Sprawls are a byproduct of what the car made possible, they where not created to promote the car they where created because the car made it possible and gave a number of benefits for the individual families.




Yes, and we turned around and codified all of that so we can't easily do anything different. For example, as noted in the article, developers are REQUIRED to supply parking in most locations. Looking out my office window, there's a sea of surface parking. If that was legally mandated, the developer could in-fill with mixed-use and some of us could live literally right next door.
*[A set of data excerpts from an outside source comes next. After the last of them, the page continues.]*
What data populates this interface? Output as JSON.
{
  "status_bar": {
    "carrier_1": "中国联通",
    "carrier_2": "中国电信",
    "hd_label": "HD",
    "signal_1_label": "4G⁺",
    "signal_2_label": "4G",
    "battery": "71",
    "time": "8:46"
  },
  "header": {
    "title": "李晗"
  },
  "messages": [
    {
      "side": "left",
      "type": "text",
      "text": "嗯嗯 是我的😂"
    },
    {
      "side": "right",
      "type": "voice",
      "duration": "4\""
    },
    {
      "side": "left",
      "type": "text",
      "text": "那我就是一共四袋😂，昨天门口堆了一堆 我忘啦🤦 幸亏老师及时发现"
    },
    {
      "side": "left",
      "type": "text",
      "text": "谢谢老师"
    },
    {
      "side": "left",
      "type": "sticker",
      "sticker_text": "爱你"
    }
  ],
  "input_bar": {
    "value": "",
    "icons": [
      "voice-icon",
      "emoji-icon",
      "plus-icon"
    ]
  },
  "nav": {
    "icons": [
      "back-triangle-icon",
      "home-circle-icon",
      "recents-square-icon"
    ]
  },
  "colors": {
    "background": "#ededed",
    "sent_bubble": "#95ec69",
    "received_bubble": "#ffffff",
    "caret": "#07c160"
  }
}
Instead, the closest I can get to work is a bit over a mile down the road.


They are required BECAUSE cars are base for the sprawl.

Again even in Denmark and other places that are extremely pro-public-transportation and anti-car, cars are still used by the majority of people because its the base means of transportation which provides the most benefits when you boil it down.
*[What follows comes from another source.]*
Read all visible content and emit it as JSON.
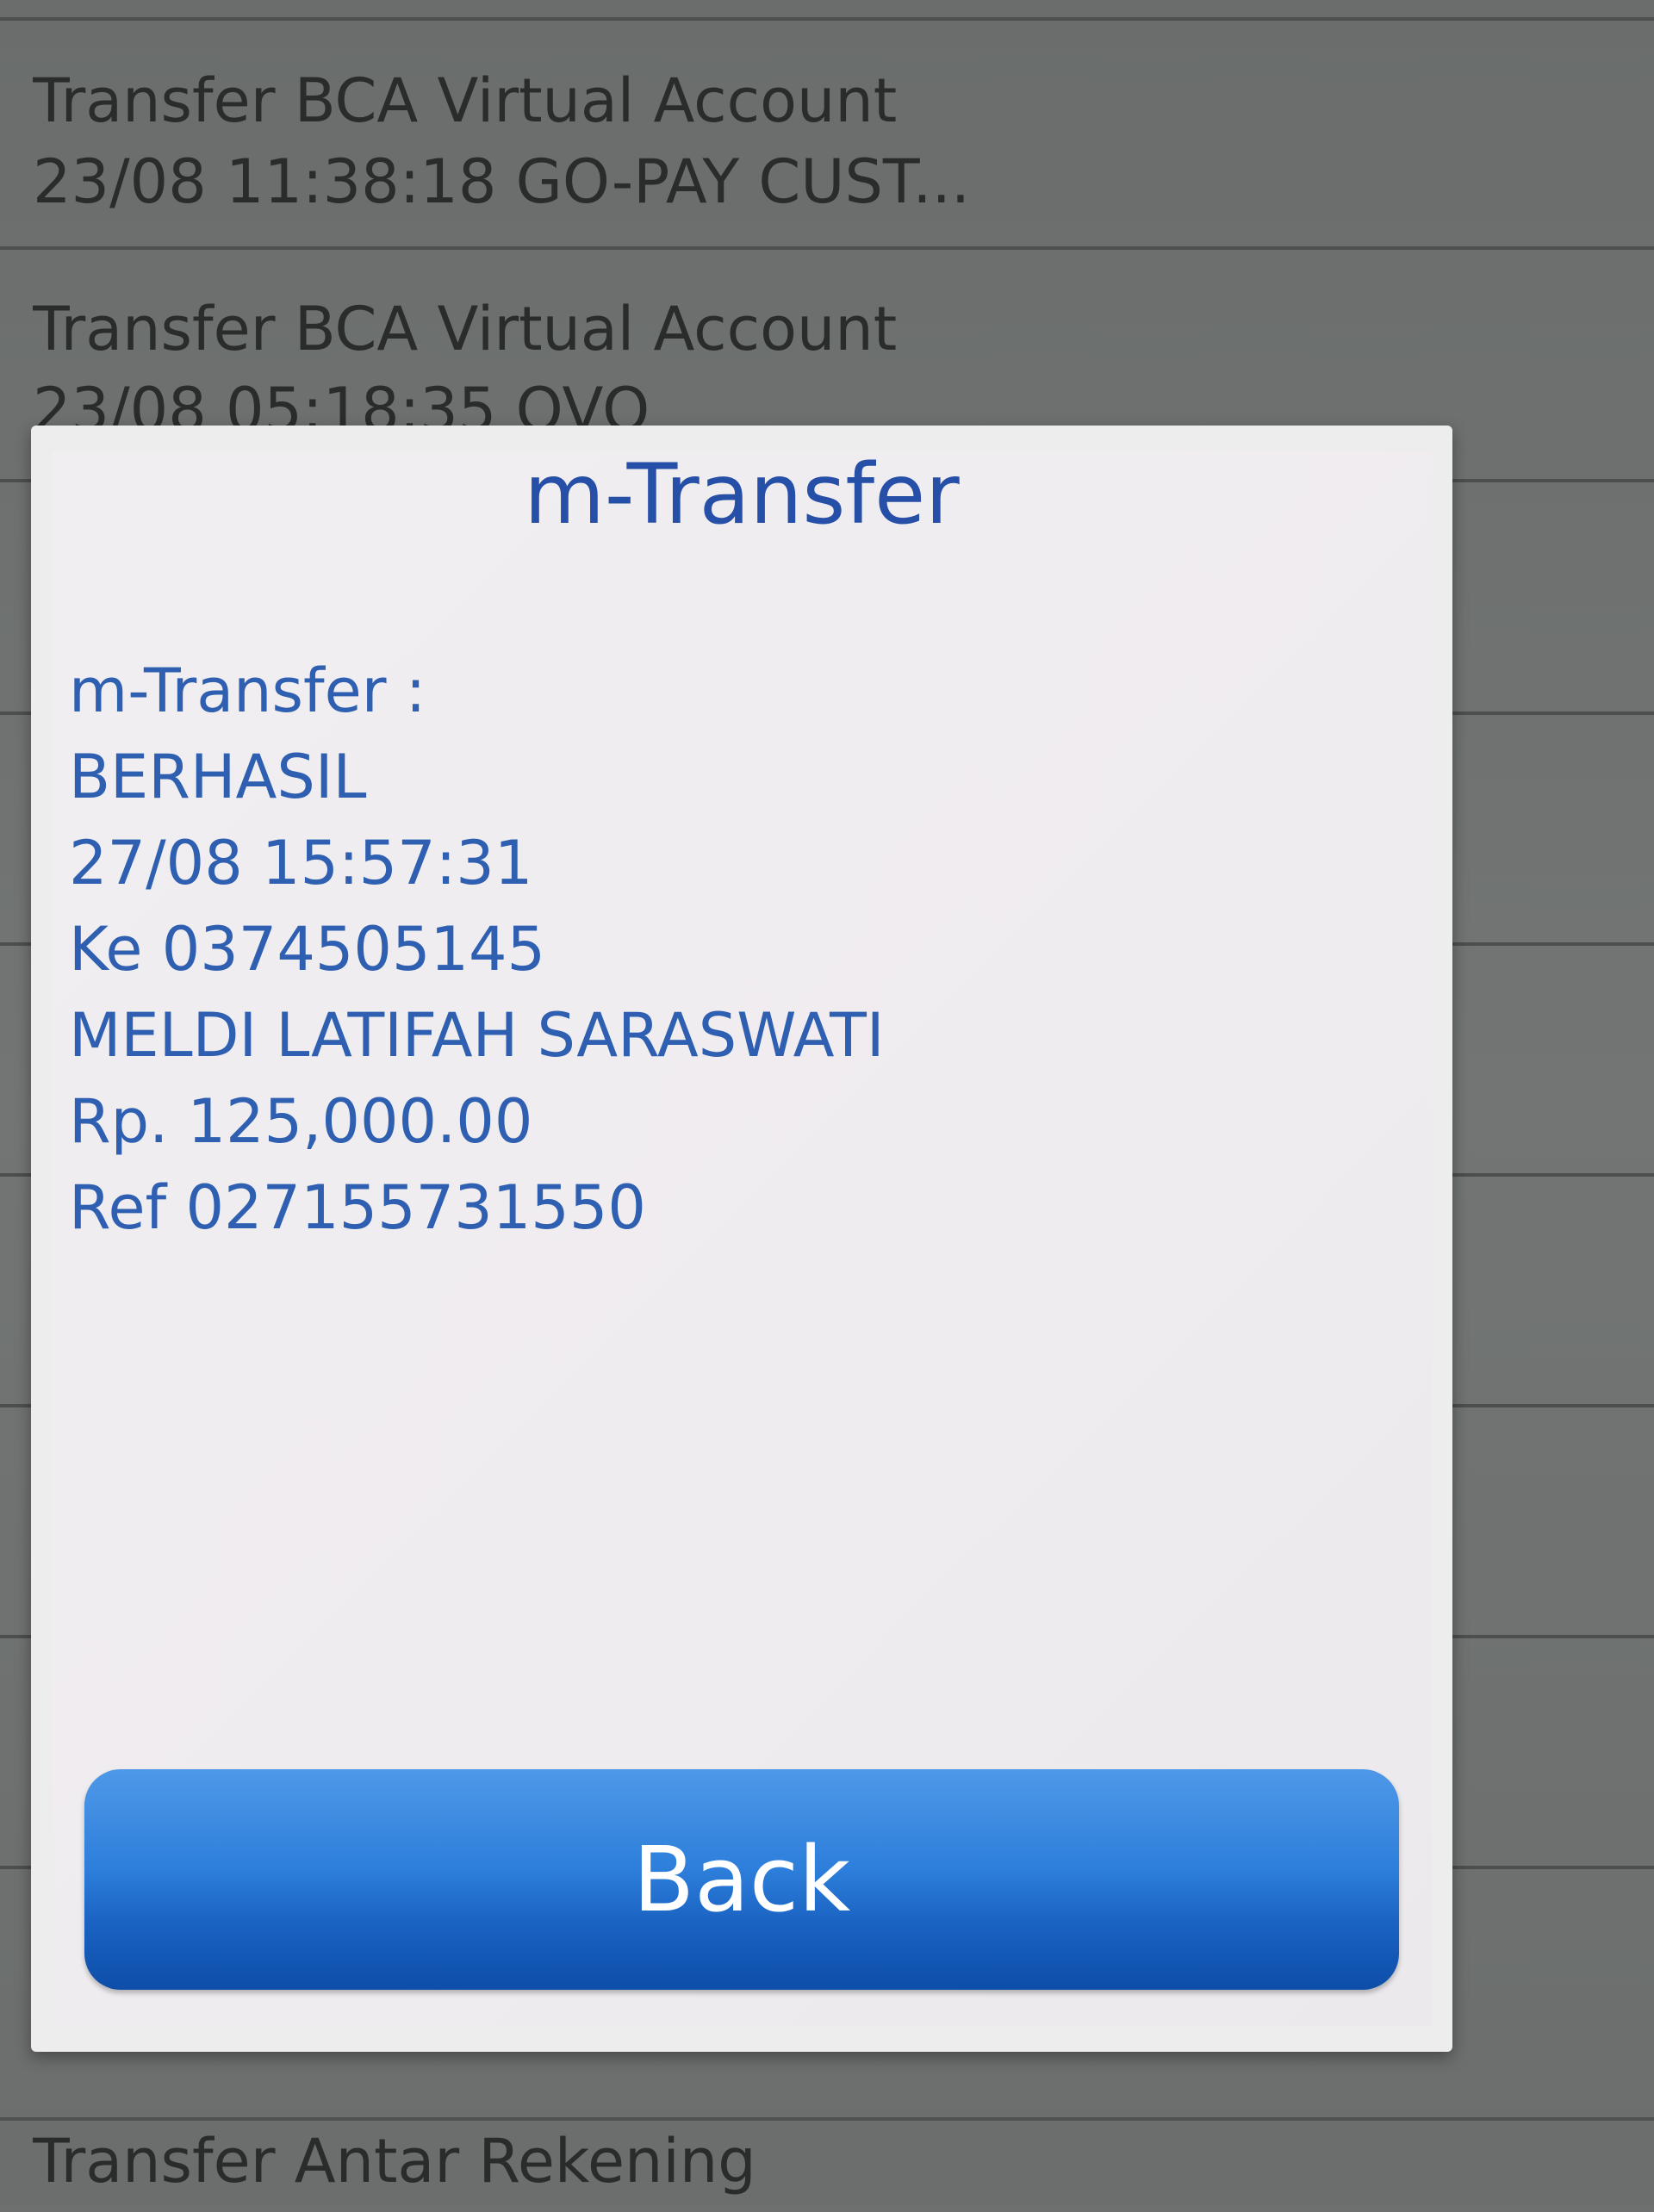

Forcing people to live in big cities with public transportation makes no sense on a continent like America.

Public transportation is only good for very dense areas and becomes extremely expensive once you need to cover less dense areas. This is true even in countries like Denmark which are geographically pretty small.

Denser cities mean more expensive real-estate which means less money for yourself and your family.
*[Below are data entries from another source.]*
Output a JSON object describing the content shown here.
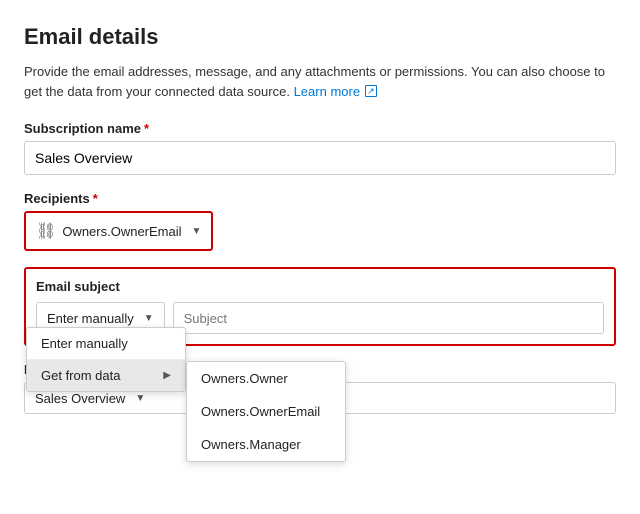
{
  "page": {
    "title": "Email details",
    "description": "Provide the email addresses, message, and any attachments or permissions. You can also choose to get the data from your connected data source.",
    "learn_more": "Learn more"
  },
  "subscription_name": {
    "label": "Subscription name",
    "required": true,
    "value": "Sales Overview"
  },
  "recipients": {
    "label": "Recipients",
    "required": true,
    "value": "Owners.OwnerEmail",
    "chain_icon": "🔗"
  },
  "email_subject": {
    "label": "Email subject",
    "dropdown_label": "Enter manually",
    "placeholder": "Subject",
    "menu_items": [
      {
        "id": "enter-manually",
        "label": "Enter manually",
        "has_submenu": false
      },
      {
        "id": "get-from-data",
        "label": "Get from data",
        "has_submenu": true
      }
    ],
    "submenu_items": [
      {
        "id": "owners-owner",
        "label": "Owners.Owner"
      },
      {
        "id": "owners-owner-email",
        "label": "Owners.OwnerEmail"
      },
      {
        "id": "owners-manager",
        "label": "Owners.Manager"
      }
    ]
  },
  "report_page": {
    "label": "Report page",
    "value": "Sales Overview"
  }
}
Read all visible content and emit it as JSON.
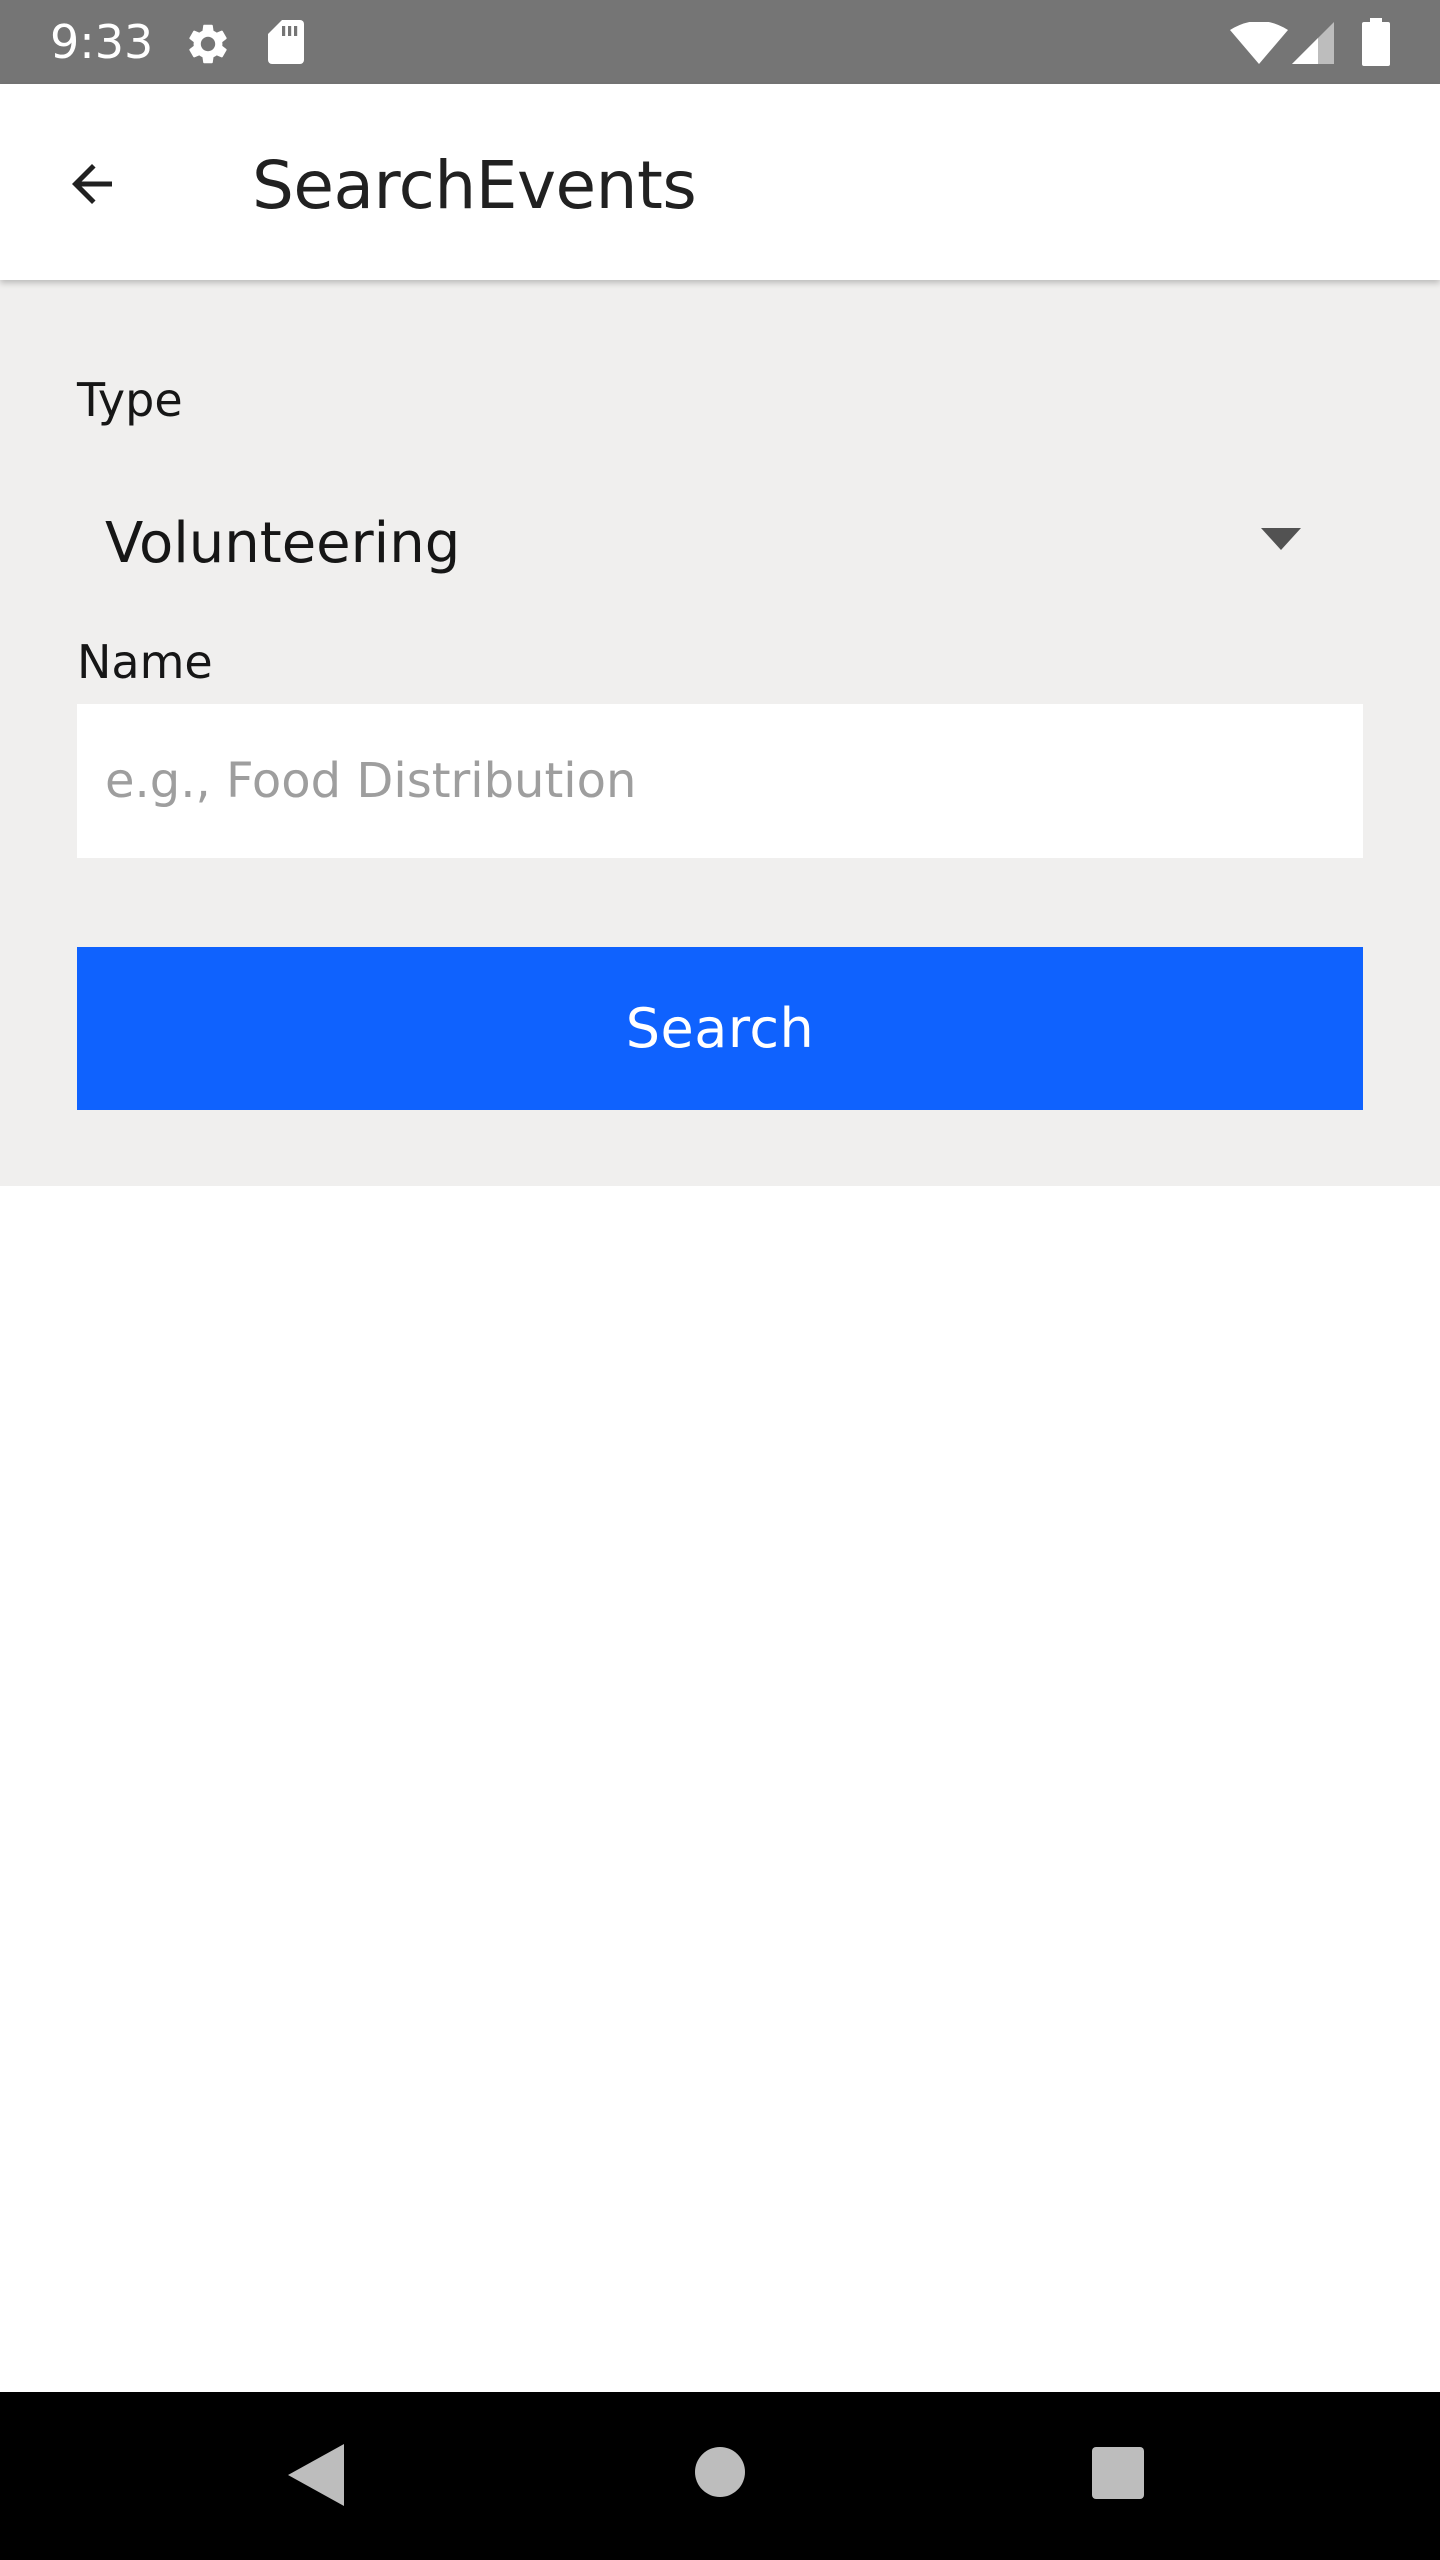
{
  "status_bar": {
    "time": "9:33",
    "icons": [
      "gear-icon",
      "sd-card-icon",
      "wifi-icon",
      "signal-icon",
      "battery-icon"
    ],
    "background": "#757575"
  },
  "app_bar": {
    "back_icon": "arrow-back-icon",
    "title": "SearchEvents"
  },
  "form": {
    "type_label": "Type",
    "type_selected": "Volunteering",
    "type_dropdown_icon": "chevron-down-icon",
    "name_label": "Name",
    "name_value": "",
    "name_placeholder": "e.g., Food Distribution",
    "search_button_label": "Search",
    "background": "#f0efee"
  },
  "colors": {
    "accent": "#0f62fe",
    "text_primary": "#161616",
    "placeholder": "#9e9e9e"
  },
  "nav_bar": {
    "icons": [
      "nav-back-icon",
      "nav-home-icon",
      "nav-recents-icon"
    ]
  }
}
The sprawls and laws came after the cars, not the other way around.


makes no sense on a continent like America

Based on what metrics?

Sure, the space is there, but there are real costs to using it the way we do. It is a choice we have made as a society. But, there's no natural law that required us to choose cars or stopping us from reconsidering.

As I see it: - cars and the sprawl they allowed made sense at the time

- entrenched interested worked to codify the car-based lifestyle

- it is likely time to reconsider the path we took, given what we now know about pollution, the time wasted in traffic, and other factors.

- those entrenched interests have done such a good job of selling the car as a fundamental (and "free") part of the American Dream that many people are unwilling to consider anything else (see sibling comments about freedom and flexibility).

Edit - a few links that discuss the costs of maintaining suburban sprawl: 1 - https://usa.streetsblog.org/2015/03/05/sprawl-costs-the-publ... 2 - https://www.citylab.com/equity/2013/05/quantifying-cost-spra... 3 - https://fee.org/articles/the-unbearable-truth-about-infrastr...

Plenty more to read through, if you want to spend the time.


You are confusing two things here.

The discussion is what allowed cars to take over i.e. in the past not what might happen in the future.

Urbanization is a reality ex. because of the way the job market evolves, but the claim that there was some big conspiracy to make the cars take over is simply unfounded and based on very sloppy thinking.

Cars took over because they allowed us to live further away from the big cities which was cheaper and gave us more room and allowed us to build sprawl because the land was plentiful.

It's a combination of things not just some single reason that obviously isn't true which you will see the second you look at other countries who also need cars but doesn't have a legal system that helps.

Urbanization is taking over because of the benefits it offers today. Just because cars might not make sense in the future it doesn't mean that it didn't make sense in the past.

And no matter what, it's not something anyone of us decide to do just because it'something that we do once it makes sense and the benefits outweigh the negatives.